Dental X-Rays are a very important part of your children’s preventive dental treatment. They’re an extremely valuable diagnostic tool that allows dentists to see things in the mouth not visible to the naked eye.
Being able to see what’s going on inside and between teeth means that dentists can find and prevent potential problems before they arise.
X-Rays allow the dentist to:
- See the number, size, position, and eruption pattern of your child’s teeth
- Determine whether there are any missing teeth
- Determine whether there are any extra teeth
- Examine mouth injuries
- Find hidden damage or decay
- Prepare for braces or other orthodontic treatment
- Identify diseases of the bones
When and how often should my my child have her first dental x-ray?
There isn’t really a standard time for the first dental x-ray. It really depends on your child’s development and the state of her dental health. For children who are at a higher risk for cavities, for example, the dentist may recommend more frequent x-rays. For other children, x-rays can be done just once a year.
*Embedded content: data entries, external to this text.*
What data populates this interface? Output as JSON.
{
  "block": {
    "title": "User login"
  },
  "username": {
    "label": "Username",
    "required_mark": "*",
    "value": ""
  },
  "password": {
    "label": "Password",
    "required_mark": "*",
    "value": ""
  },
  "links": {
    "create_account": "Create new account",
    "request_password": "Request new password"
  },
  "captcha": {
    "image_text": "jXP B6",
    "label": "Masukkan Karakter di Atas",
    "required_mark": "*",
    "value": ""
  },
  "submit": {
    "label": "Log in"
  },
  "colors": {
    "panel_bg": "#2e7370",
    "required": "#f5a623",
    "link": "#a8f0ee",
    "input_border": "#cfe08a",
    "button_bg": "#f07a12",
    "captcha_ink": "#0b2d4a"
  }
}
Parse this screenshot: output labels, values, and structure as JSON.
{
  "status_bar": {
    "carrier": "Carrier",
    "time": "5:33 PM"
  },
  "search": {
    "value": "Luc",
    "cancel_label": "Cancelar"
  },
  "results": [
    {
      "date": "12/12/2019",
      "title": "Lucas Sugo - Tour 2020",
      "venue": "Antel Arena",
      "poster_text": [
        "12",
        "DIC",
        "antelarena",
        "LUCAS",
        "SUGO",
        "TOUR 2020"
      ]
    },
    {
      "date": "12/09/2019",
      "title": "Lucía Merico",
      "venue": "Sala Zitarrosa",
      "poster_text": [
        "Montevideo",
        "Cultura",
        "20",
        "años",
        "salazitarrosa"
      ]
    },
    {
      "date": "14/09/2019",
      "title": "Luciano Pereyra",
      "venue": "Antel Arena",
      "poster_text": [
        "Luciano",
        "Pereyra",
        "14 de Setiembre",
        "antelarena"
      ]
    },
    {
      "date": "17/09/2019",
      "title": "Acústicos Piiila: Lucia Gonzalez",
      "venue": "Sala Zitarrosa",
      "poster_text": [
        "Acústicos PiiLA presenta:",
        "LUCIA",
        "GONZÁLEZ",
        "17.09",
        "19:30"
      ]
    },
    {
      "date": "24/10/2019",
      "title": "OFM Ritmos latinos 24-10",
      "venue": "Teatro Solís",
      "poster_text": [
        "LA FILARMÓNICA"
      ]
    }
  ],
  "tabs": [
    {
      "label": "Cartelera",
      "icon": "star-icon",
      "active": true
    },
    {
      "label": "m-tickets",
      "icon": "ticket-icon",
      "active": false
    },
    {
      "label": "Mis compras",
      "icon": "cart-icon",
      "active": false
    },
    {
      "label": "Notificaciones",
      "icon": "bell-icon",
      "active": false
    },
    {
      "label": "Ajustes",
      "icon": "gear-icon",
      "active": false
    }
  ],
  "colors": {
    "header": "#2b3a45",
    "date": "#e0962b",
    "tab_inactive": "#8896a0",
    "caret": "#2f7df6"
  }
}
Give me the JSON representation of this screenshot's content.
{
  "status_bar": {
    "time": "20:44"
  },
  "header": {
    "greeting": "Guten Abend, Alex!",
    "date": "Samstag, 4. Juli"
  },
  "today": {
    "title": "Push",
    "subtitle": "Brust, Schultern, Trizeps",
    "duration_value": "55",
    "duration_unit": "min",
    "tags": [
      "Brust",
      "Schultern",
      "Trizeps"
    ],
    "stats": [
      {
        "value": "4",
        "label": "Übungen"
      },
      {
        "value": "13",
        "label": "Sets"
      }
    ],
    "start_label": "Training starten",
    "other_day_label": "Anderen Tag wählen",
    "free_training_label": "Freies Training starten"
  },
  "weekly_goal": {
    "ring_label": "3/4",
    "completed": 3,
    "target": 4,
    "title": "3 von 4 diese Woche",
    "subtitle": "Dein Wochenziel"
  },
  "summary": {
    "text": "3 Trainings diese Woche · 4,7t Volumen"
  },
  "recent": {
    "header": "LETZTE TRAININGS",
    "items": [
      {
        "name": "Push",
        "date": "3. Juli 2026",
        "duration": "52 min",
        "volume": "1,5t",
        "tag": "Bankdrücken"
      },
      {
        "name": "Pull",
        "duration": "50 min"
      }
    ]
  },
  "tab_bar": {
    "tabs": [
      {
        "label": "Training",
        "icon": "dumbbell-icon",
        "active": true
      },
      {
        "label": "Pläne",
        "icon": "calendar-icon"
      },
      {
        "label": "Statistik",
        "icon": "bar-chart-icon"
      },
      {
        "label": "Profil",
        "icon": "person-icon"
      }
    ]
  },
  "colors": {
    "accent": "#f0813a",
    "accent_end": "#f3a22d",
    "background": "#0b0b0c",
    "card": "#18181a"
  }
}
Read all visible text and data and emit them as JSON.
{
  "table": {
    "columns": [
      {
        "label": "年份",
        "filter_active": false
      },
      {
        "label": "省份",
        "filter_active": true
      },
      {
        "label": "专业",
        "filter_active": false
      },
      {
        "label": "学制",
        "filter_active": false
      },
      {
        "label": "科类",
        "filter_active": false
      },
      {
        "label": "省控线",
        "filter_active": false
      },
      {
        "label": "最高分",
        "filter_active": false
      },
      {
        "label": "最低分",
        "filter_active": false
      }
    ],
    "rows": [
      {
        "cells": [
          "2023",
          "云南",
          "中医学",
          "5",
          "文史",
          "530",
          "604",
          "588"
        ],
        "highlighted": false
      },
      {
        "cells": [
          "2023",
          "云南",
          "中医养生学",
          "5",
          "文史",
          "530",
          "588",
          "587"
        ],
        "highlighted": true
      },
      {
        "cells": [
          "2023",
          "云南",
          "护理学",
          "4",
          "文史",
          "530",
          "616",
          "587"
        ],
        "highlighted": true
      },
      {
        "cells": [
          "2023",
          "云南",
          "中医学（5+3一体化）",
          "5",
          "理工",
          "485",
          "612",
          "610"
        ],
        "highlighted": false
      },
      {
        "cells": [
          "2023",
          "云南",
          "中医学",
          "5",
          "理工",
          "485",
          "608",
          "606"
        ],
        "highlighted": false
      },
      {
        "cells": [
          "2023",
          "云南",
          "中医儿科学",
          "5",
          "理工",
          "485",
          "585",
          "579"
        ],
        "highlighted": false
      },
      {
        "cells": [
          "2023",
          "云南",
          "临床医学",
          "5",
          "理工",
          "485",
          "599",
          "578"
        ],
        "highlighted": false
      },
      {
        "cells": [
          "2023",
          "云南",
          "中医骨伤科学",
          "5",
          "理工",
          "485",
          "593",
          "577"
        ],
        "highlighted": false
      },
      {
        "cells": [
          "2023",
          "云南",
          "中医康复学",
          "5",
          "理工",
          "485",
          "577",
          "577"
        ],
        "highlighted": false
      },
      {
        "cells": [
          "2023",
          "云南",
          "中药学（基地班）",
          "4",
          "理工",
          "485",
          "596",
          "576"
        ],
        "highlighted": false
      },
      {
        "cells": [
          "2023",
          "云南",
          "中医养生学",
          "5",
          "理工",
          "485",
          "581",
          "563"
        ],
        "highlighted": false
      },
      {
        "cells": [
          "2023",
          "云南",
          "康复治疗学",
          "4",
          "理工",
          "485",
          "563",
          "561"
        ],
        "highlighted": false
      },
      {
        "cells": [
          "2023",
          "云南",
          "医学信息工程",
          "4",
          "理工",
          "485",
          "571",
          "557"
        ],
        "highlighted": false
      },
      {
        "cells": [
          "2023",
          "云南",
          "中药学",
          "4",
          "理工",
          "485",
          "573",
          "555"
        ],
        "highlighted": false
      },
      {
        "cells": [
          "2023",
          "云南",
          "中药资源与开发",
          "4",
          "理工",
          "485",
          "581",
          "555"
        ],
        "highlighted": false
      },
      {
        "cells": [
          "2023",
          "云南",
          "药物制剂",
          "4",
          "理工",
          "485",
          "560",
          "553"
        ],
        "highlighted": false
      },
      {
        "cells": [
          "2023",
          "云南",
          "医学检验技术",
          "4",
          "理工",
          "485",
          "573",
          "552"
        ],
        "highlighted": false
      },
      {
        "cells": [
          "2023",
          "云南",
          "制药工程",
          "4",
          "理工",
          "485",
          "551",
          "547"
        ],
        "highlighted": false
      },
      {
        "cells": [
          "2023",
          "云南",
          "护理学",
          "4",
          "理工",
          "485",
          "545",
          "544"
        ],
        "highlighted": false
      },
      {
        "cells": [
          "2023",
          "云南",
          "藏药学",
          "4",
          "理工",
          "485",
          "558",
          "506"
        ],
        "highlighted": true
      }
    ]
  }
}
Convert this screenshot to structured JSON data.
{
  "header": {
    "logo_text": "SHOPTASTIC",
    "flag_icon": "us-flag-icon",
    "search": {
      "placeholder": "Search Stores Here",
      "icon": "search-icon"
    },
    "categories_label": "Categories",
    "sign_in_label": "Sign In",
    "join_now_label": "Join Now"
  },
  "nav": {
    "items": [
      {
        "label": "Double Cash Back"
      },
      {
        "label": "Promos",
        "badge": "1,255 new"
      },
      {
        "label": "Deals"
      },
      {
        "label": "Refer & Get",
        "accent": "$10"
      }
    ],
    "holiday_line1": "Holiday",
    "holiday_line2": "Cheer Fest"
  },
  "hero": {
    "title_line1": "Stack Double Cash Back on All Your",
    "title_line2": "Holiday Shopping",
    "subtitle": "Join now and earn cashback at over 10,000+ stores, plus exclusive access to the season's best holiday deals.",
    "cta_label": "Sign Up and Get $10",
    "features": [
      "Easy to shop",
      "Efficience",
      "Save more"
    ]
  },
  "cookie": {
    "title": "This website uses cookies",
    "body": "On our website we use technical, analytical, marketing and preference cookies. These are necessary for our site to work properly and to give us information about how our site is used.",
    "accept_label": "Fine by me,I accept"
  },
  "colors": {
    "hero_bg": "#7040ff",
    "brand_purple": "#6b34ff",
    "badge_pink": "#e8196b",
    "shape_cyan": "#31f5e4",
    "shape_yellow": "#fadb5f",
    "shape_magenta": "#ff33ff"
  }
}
Your child’s oral hygiene routine and diet are also factors in how often dental x-rays will be necessary.
Types of Dental X-Rays
These allow the dentist to see all of the teeth on one film. They also display both the upper and lower jaws, the sinuses above the teeth, and the tempromandibular joints. Panoramic x-rays are often used for children with facial injuries, orthodontic problems, or those who are physically or mentally disabled. It’s also useful for children who have strong gag reflexes or small mouths, as they do not require a film to be placed inside the mouth.
These are used to view the places between the teeth, and show where cavities are starting. These x-rays only become necessary once children have two teeth that are touching. This often happens in children only after their first permanent molars have erupted.
These are used to view the entire crowns and roots of one or up to 3 teeth that are all next to one another. It also shows the supporting bone structure surrounding the teeth, and allow the dentist to see a child’s permanent teeth growing in under the baby teeth.
Occlusal X-Rays allow us to view most of the upper and lower teeth on one film, and are often used as an alternative to panoramic x-rays.
These x-rays show the head from a side view, and are used to evaluate the growth of the jaws as it relates to the bones of the skull. Orthodontic x-rays help orthodontists diagnose malocclusion problems and create treatment plans.
Are dental x-rays safe?
Yes! Dental x-rays are extremely safe. They expose your child to only a very minimal amount of radiation. When all the standard safety precautions are taken, x-ray equipment is even able to prevent unnecessary radiation, and allows the dentist to focus the x-ray’s beam on a very specific point in the mouth. High speed films have also helped reduce the amount of radiation exposure patients receive. During the x-ray, a lead apron is worn by the patient to further reduce radiation exposure.